L'uccellino era morto da tempo,
aveva incontrato un destino insanguinato.



L'ultima pagina era stata strappata.

Jennifer si risvegliò nel Salone della Aristocrats Society, accanto alla sfortunata ragazza c'era la Principessa Inerte, vestita solo con una camicia da notte bianca, che percuoteva con un bastoncino una gabbietta per uccellini vuota. Eleanor le parlò: "Hai mai trovato quello che cercavi? Qualcosa a te caro...?"
La Principessa Inerte parlò così, dopo uscì dalla stanza portando con sè la gabbietta e lasciando Jennifer in confusione.
C'era un altro Cavaliere, lì dentro; un paio di mazzi di scopa messi a formare una croce, un secchio sul capo, uno scialle sulle spalle di legno. E quella lavagnetta sotto. Jennifer per qualche motivo sapeva che le sarebbe stata utile, che avrebbe dovuto scriverci. Però non sapeva ancora cosa di preciso, sperava di arrivare alla verità; ma era solo una povera sfortunata ragazza, e chissà se la Fortuna sarebbe mai stata dalla sua parte!
A volte aveva pensato a Brown come ad un Cavaliere che l'avrebbe sempre protetta, le piaceva pensare a lui come ad un Principe...ogni Principessa ha il suo Principe.
Dopo essere uscita dal Salone, sempre assieme al suo Fedele Amico, udì le voci di Diana e Meg che parlavano di fronte al Gift Box. "Dono del mese: l'uccellino della felicità". Jennifer si appiattì alla parete, cercando di ascoltare, dopo aver fatto segno a Brown di non emettere fiato. Ma riuscì a sentire ben poco della conversazione; le ragazzine si congedarono con un "Vediamoci nel nostro Posto Speciale", lasciando forse appositamente una piuma rossa a terra, correndo via.

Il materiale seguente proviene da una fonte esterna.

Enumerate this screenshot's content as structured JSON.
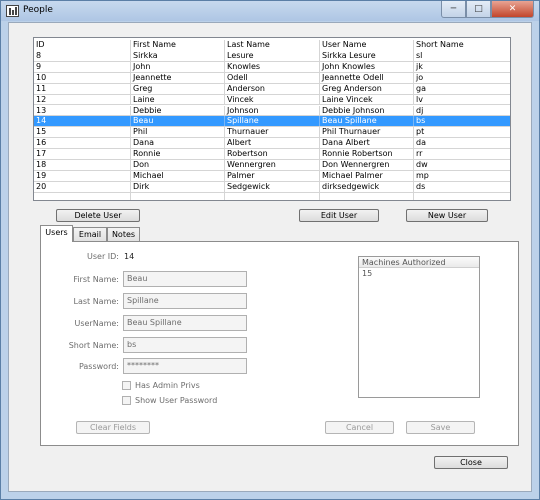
{
  "window": {
    "title": "People",
    "minimize": "─",
    "maximize": "□",
    "close": "✕"
  },
  "grid": {
    "columns": [
      "ID",
      "First Name",
      "Last Name",
      "User Name",
      "Short Name"
    ],
    "rows": [
      [
        "8",
        "Sirkka",
        "Lesure",
        "Sirkka Lesure",
        "sl"
      ],
      [
        "9",
        "John",
        "Knowles",
        "John Knowles",
        "jk"
      ],
      [
        "10",
        "Jeannette",
        "Odell",
        "Jeannette Odell",
        "jo"
      ],
      [
        "11",
        "Greg",
        "Anderson",
        "Greg Anderson",
        "ga"
      ],
      [
        "12",
        "Laine",
        "Vincek",
        "Laine Vincek",
        "lv"
      ],
      [
        "13",
        "Debbie",
        "Johnson",
        "Debbie Johnson",
        "dj"
      ],
      [
        "14",
        "Beau",
        "Spillane",
        "Beau Spillane",
        "bs"
      ],
      [
        "15",
        "Phil",
        "Thurnauer",
        "Phil Thurnauer",
        "pt"
      ],
      [
        "16",
        "Dana",
        "Albert",
        "Dana Albert",
        "da"
      ],
      [
        "17",
        "Ronnie",
        "Robertson",
        "Ronnie Robertson",
        "rr"
      ],
      [
        "18",
        "Don",
        "Wennergren",
        "Don Wennergren",
        "dw"
      ],
      [
        "19",
        "Michael",
        "Palmer",
        "Michael Palmer",
        "mp"
      ],
      [
        "20",
        "Dirk",
        "Sedgewick",
        "dirksedgewick",
        "ds"
      ]
    ],
    "selected_index": 6
  },
  "buttons": {
    "delete_user": "Delete User",
    "edit_user": "Edit User",
    "new_user": "New User",
    "clear_fields": "Clear Fields",
    "cancel": "Cancel",
    "save": "Save",
    "close": "Close"
  },
  "tabs": [
    {
      "label": "Users"
    },
    {
      "label": "Email"
    },
    {
      "label": "Notes"
    }
  ],
  "form": {
    "user_id_label": "User ID:",
    "user_id_value": "14",
    "first_name_label": "First Name:",
    "first_name_value": "Beau",
    "last_name_label": "Last Name:",
    "last_name_value": "Spillane",
    "username_label": "UserName:",
    "username_value": "Beau Spillane",
    "short_name_label": "Short Name:",
    "short_name_value": "bs",
    "password_label": "Password:",
    "password_value": "********",
    "admin_privs_label": "Has Admin Privs",
    "show_password_label": "Show User Password"
  },
  "machines": {
    "header": "Machines Authorized",
    "items": [
      "15"
    ]
  }
}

La piuma era una vera e propria traccia, ma anche girando normalmente nel terzo corridoio passeggeri Jennifer non avrebbe potuto non notare la grossa quantità di piume rosse che cadevano dal soffitto; la ragazza non poteva credere ai suoi occhi.
Brown già si crogiolava tra le piume, cercava di acchiapparle con la zampa, abbaiava rivolto al soffitto.
Sul muro, tanti disegnini che rappresentavano uccelli rossi fatti col pastello; Jennifer guardò bene e vide che le piume a terra formavano un sentiero che supplicava di essere seguito. Così, la ragazza ed il cane iniziarono a camminare tra le piume rosse che continuavano a cadere senza una provenienza precisa.

Dopo esser finiti nel bagno delle donne, ed aver ascoltato di soppiatto una conversazione di Diana e Meg in cui prendevano in giro qualcuno (Jennifer forse?) nel gabinetto affianco stringendo Brown, Jennifer riuscì ad avere un piccolo dialogo con le due ragazzine. Diana, che la vide uscire dal bagno dopo di loro, la rimproverò: "Intercettazioni eh, Jennifer? Che cattiva ragazza"
Jennifer aveva perso il conto delle volte in cui era stata chiamata "Cattiva ragazza" e "Sporca disgraziata" in quel posto. Chissà cosa voleva dire? Cos'aveva fatto per meritarsi tale nomina?
Meg continuò con un'espressione comprensiva. "So cosa stai facendo...stai cercando l'uccellino della felicità, no? E' in una stanza qui vicino...però non ne ricordo il numero" Diana terminò la frase. "L'uccellino morirà se non ti sbrighi...e questo farà piangere Eleanor." Meg la guardò ridacchiando. "Io penso che sarà furiosa" Diana si voltò verso di lei, inarcando un sopracciglio. "Io credo proprio che piangerà. Facciamo una scommessa, allora?" Meg le strinse la mano, ridendo, e insieme corsero via.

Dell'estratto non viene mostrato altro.